Diabetes is a disease that affects the way we process food for energy and growth. With all forms of diabetes—type 1, type 2 and gestational diabetes—the body has trouble converting sugar in the blood into energy, resulting in a host of potential health problems.
Diabetic retinopathy is caused by poorly controlled blood sugars or occasionally, having diabetes for many years.
Often there are NO symptoms. Diabetes related vision changes can occur so gradually until the damage is so progressed that vision cant’ be restored.
Diabetic retinopathy is certainly preventable with proper blood sugar control, but once the retinal damage occurs, it can be treated but not reversed.
Diabetics need to get their eyes examined every year.
There are various stages of the retinal damage: mild, moderate, severe, and proliferative retinopathy. Each is defined by the amount of blood and protein leaking into the retina and the extent of the retina affected.
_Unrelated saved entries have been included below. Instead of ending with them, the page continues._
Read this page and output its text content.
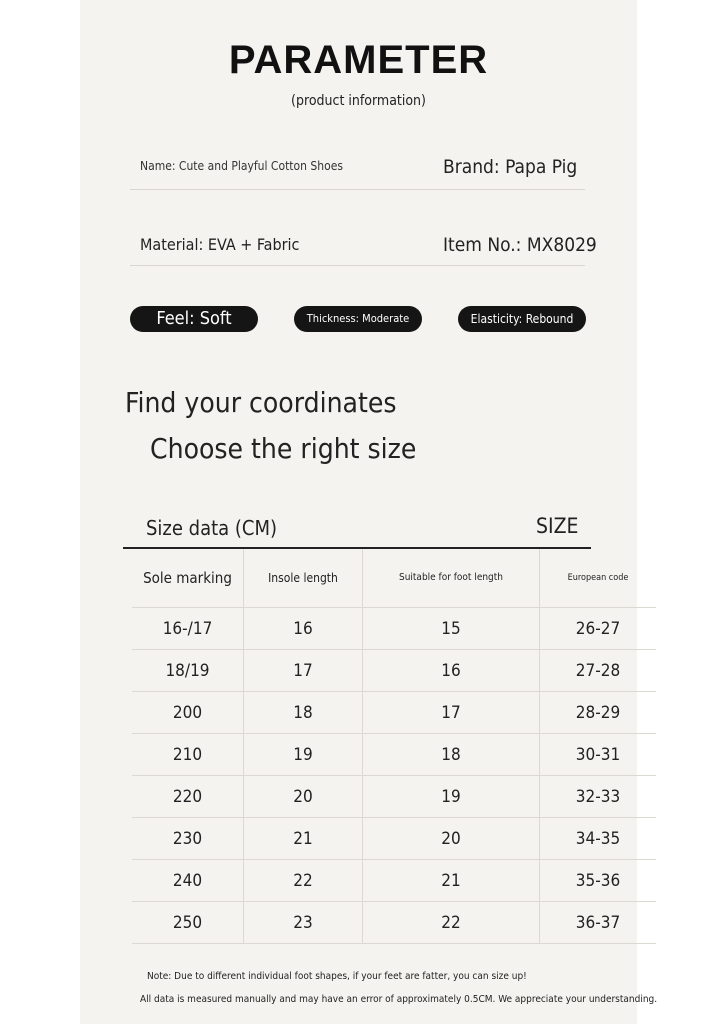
PARAMETER
(product information)
Name: Cute and Playful Cotton Shoes	Brand: Papa Pig
Material: EVA + Fabric	Item No.: MX8029
Feel: Soft	Thickness: Moderate	Elasticity: Rebound
Find your coordinates
Choose the right size
Size data (CM)	SIZE
Sole marking	Insole length	Suitable for foot length	European code
16-/17	16	15	26-27
18/19	17	16	27-28
200	18	17	28-29
210	19	18	30-31
220	20	19	32-33
230	21	20	34-35
240	22	21	35-36
250	23	22	36-37
Note: Due to different individual foot shapes, if your feet are fatter, you can size up!
All data is measured manually and may have an error of approximately 0.5CM. We appreciate your understanding.
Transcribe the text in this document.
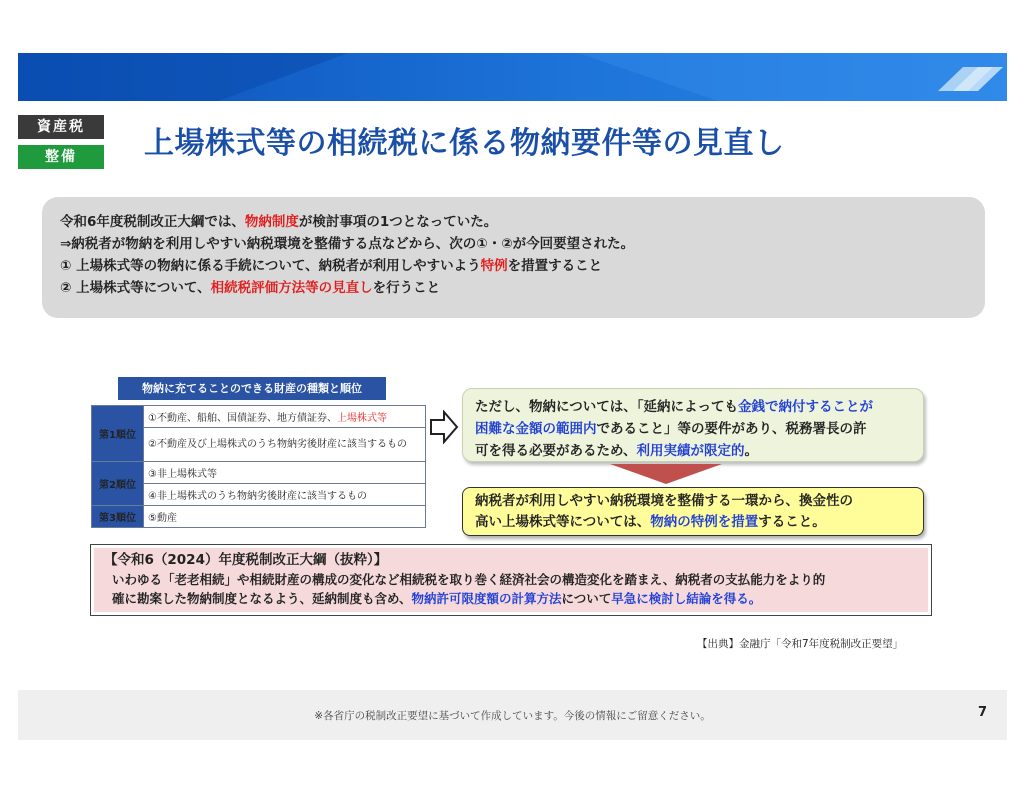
資産税
整備	上場株式等の相続税に係る物納要件等の見直し

令和6年度税制改正大綱では、物納制度が検討事項の1つとなっていた。

⇒納税者が物納を利用しやすい納税環境を整備する点などから、次の①・②が今回要望された。

① 上場株式等の物納に係る手続について、納税者が利用しやすいよう特例を措置すること

② 上場株式等について、相続税評価方法等の見直しを行うこと

物納に充てることのできる財産の種類と順位
第1順位	①不動産、船舶、国債証券、地方債証券、上場株式等
	②不動産及び上場株式のうち物納劣後財産に該当するもの
第2順位	③非上場株式等
	④非上場株式のうち物納劣後財産に該当するもの
第3順位	⑤動産

ただし、物納については、「延納によっても金銭で納付することが

困難な金額の範囲内であること」等の要件があり、税務署長の許

可を得る必要があるため、利用実績が限定的。

納税者が利用しやすい納税環境を整備する一環から、換金性の

高い上場株式等については、物納の特例を措置すること。

【令和6（2024）年度税制改正大綱（抜粋）】
いわゆる「老老相続」や相続財産の構成の変化など相続税を取り巻く経済社会の構造変化を踏まえ、納税者の支払能力をより的
確に勘案した物納制度となるよう、延納制度も含め、物納許可限度額の計算方法について早急に検討し結論を得る。
【出典】金融庁「令和7年度税制改正要望」
※各省庁の税制改正要望に基づいて作成しています。今後の情報にご留意ください。	7
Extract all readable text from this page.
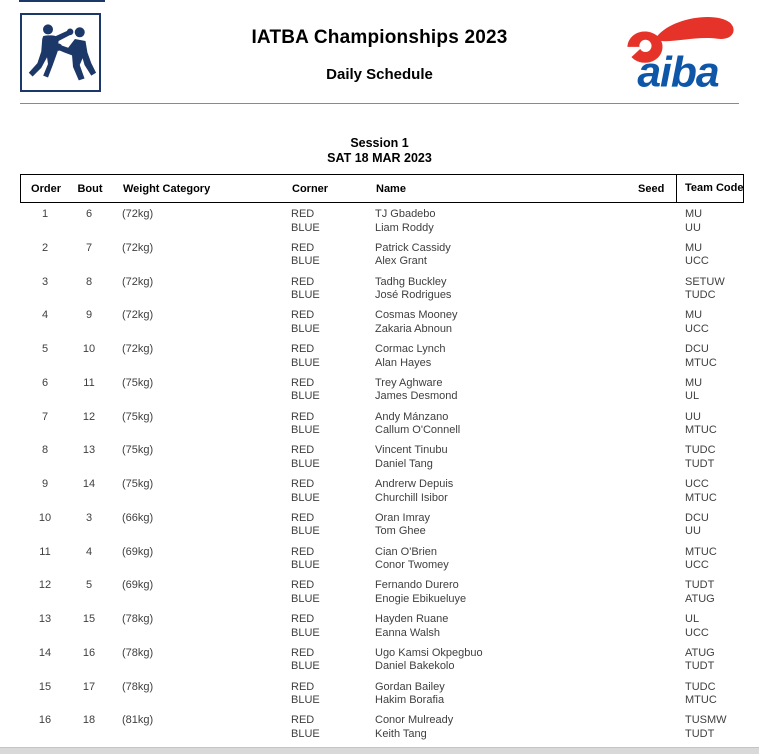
IATBA Championships 2023
Daily Schedule	aiba
Session 1
SAT 18 MAR 2023
Order	Bout	Weight Category	Corner	Name	Seed Team Code
1	6	(72kg)	RED	TJ Gbadebo	MU
BLUE	Liam Roddy	UU
2	7	(72kg)	RED	Patrick Cassidy	MU
BLUE	Alex Grant	UCC
3	8	(72kg)	RED	Tadhg Buckley	SETUW
BLUE	José Rodrigues	TUDC
4	9	(72kg)	RED	Cosmas Mooney	MU
BLUE	Zakaria Abnoun	UCC
5	10	(72kg)	RED	Cormac Lynch	DCU
BLUE	Alan Hayes	MTUC
6	11	(75kg)	RED	Trey Aghware	MU
BLUE	James Desmond	UL
7	12	(75kg)	RED	Andy Mánzano	UU
BLUE	Callum O'Connell	MTUC
8	13	(75kg)	RED	Vincent Tinubu	TUDC
BLUE	Daniel Tang	TUDT
9	14	(75kg)	RED	Andrerw Depuis	UCC
BLUE	Churchill Isibor	MTUC
10	3	(66kg)	RED	Oran Imray	DCU
BLUE	Tom Ghee	UU
11	4	(69kg)	RED	Cian O'Brien	MTUC
BLUE	Conor Twomey	UCC
12	5	(69kg)	RED	Fernando Durero	TUDT
BLUE	Enogie Ebikueluye	ATUG
13	15	(78kg)	RED	Hayden Ruane	UL
BLUE	Eanna Walsh	UCC
14	16	(78kg)	RED	Ugo Kamsi Okpegbuo	ATUG
BLUE	Daniel Bakekolo	TUDT
15	17	(78kg)	RED	Gordan Bailey	TUDC
BLUE	Hakim Borafia	MTUC
16	18	(81kg)	RED	Conor Mulready	TUSMW
BLUE	Keith Tang	TUDT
The eye damage cannot be reversed. The leaky vessels can be treated, but the damage is permanent. Also, diabetics are twice as likely to develop both cataracts and glaucoma
Diabetes increases the likelihood that common diabetes-related vision problems or diseases might occur:
- Diabetics are prone to developing cataracts (a clouding of the eye’s lens) at an earlier age.
- People with diabetes are almost 50% more likely to develop glaucoma, an eye disorder that damages the optic nerve often marked by an increase of internal eye pressure.
- Macular edema (and macular degeneration) are more common in diabetics due to malfunctioning blood vessels in the middle region of the retina responsible for central, sharp vision.
- Most notably, diabetes can result in diabetic retinopathy; an eye disease that affects the blood vessels in the all-important retina. Nearly 45 percent of Americans diagnosed with diabetes have some stage of diabetic retinopathy.
That’s why there’s no separating diabetes and vision. If you have diabetes, then you should understand vision problems that increase in likelihood as a result of the disease.
Over 21 million people in the United States have diabetes, with an estimated additional 6 million people unaware they have a form of the disease. What’s more, an estimated 54 million Americans ages 40 to 74 have prediabetes, a condition that puts them at risk for developing type 2 diabetes. According to a recent American Optometric Association survey, diabetes is the leading cause of new cases of blindness among adults ages 20 to 74.